Why can't we differentiate $x^x$ like we differentiate $x^3$ (e.g.)?

Question

I know the derivative of $x^x$ is $x^x(1+log(x))$. So that must mean we cannot differentiate it like we do, say $x^5$.

The reason I read explaining why this is so is that the proof of the formula that the derivative of $x^n$(where n is a constant) $=$ $n.x^{n-1}$ involves binomial theorem.

But when I read the proof, I couldn't identify why there'd be any difference in applying that theorem for $x^x$.

So, I want to ask why can't we use the binomial theorem for justifying the same formula for, $x^x$ or $a^x$?

EDIT: I am explicitly asking why the 'binomial theorem proof' doesn't act as a proof for $x^x$, $a^x$ and so on. I appreciate the points given in the already existing answers, but I want a direct answer to my actual question? Thank you.

Answer 1

Learning formulas by heart is OK... when they work. When they do not, and we wonder why, we must go back to the formal definition: $$f'(a)=\lim_{h\to 0}\frac{f(a+h)-f(a)}{h}$$ So, when $f(x)=x^n$, you write: $$f'(a)=\lim_{h\to 0}\frac{(a+h)^n-a^n}{h}=\cdots$$ and some tricks allow me to simplify this. But note that in the subtraction, both terms have the same exponent $n$.

Now, if $f(x)=x^x$, write: $$f'(a)=\lim_{h\to 0}\frac{(a+h)^{a+h}-a^a}{h}$$ and there is no direct trick to compute this easily. So you must resort to the logarithm (which is indeed related to the definition of $x^x$) and the chain rule.

Answer 2

Differentiation is a simple procedure and it starts with a very simple definition and leads to laws of differentiation : sum/differencr, product, quotient, chain rule, implicit differentiation. Another part is establishing the derivatives of $x^{n}$, circular functions (and their inverses), exponential and logarithmic functions. These are building blocks of what we call elementary functions which are built using these blocks via a finite number of algebraic operations and a finite number of compositions.

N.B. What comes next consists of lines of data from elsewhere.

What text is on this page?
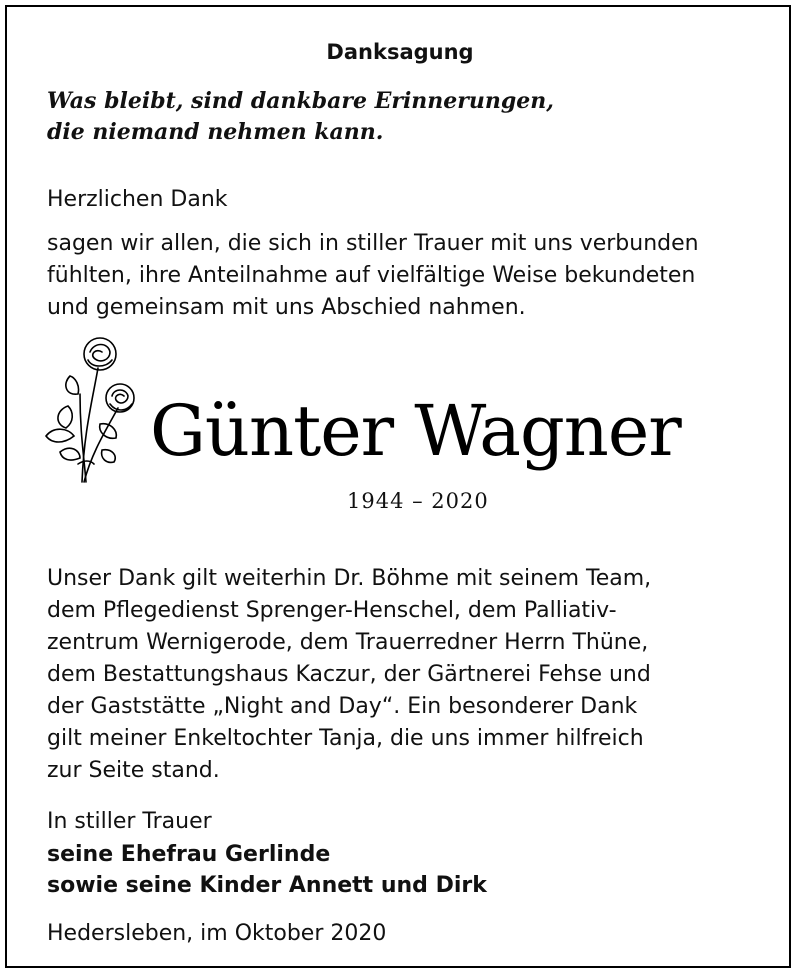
Danksagung
Was bleibt, sind dankbare Erinnerungen,
die niemand nehmen kann.
Herzlichen Dank
sagen wir allen, die sich in stiller Trauer mit uns verbunden
fühlten, ihre Anteilnahme auf vielfältige Weise bekundeten
und gemeinsam mit uns Abschied nahmen.
Günter Wagner
1944 – 2020
Unser Dank gilt weiterhin Dr. Böhme mit seinem Team,
dem Pflegedienst Sprenger-Henschel, dem Palliativ-
zentrum Wernigerode, dem Trauerredner Herrn Thüne,
dem Bestattungshaus Kaczur, der Gärtnerei Fehse und
der Gaststätte „Night and Day“. Ein besonderer Dank
gilt meiner Enkeltochter Tanja, die uns immer hilfreich
zur Seite stand.
In stiller Trauer
seine Ehefrau Gerlinde
sowie seine Kinder Annett und Dirk
Hedersleben, im Oktober 2020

Thus it is clear that using the derivatives of these building blocks and the rules of differentiation one can evaluate the derivative of any elementary function in an almost mechanical fashion. The function under consideration $f(x) =x^{x} $ involves base and exponent and we see that there are two building blocks which look similar to it namely $$(x^{n}) '=nx^{n-1},\,(a^{x})'=a^{x}\log a$$ Note that in both these formulas either the base or the exponent is a constant and hence these formulas can't be used directly to deal with $f$ where both the base and exponent are variable. Why don't we include functions like $f$ (where both base and exponent are variable) in the list of building blocks for elementary functions? Because it is unnecessary. This function $f$ can be expressed using the existing building blocks and composition. Thus $x^{x} =e^{x\log x} $ and we can apply the rules now to get its derivative.

Also note that the building blocks are defined via very simple formulas so that their derivatives can be easily evaluated using the limit definition. It is simply not possible to apply the limit definition to evaluate derivative of $f(x) =x^{x} $ in a manner which does not mirror the application of chain rule.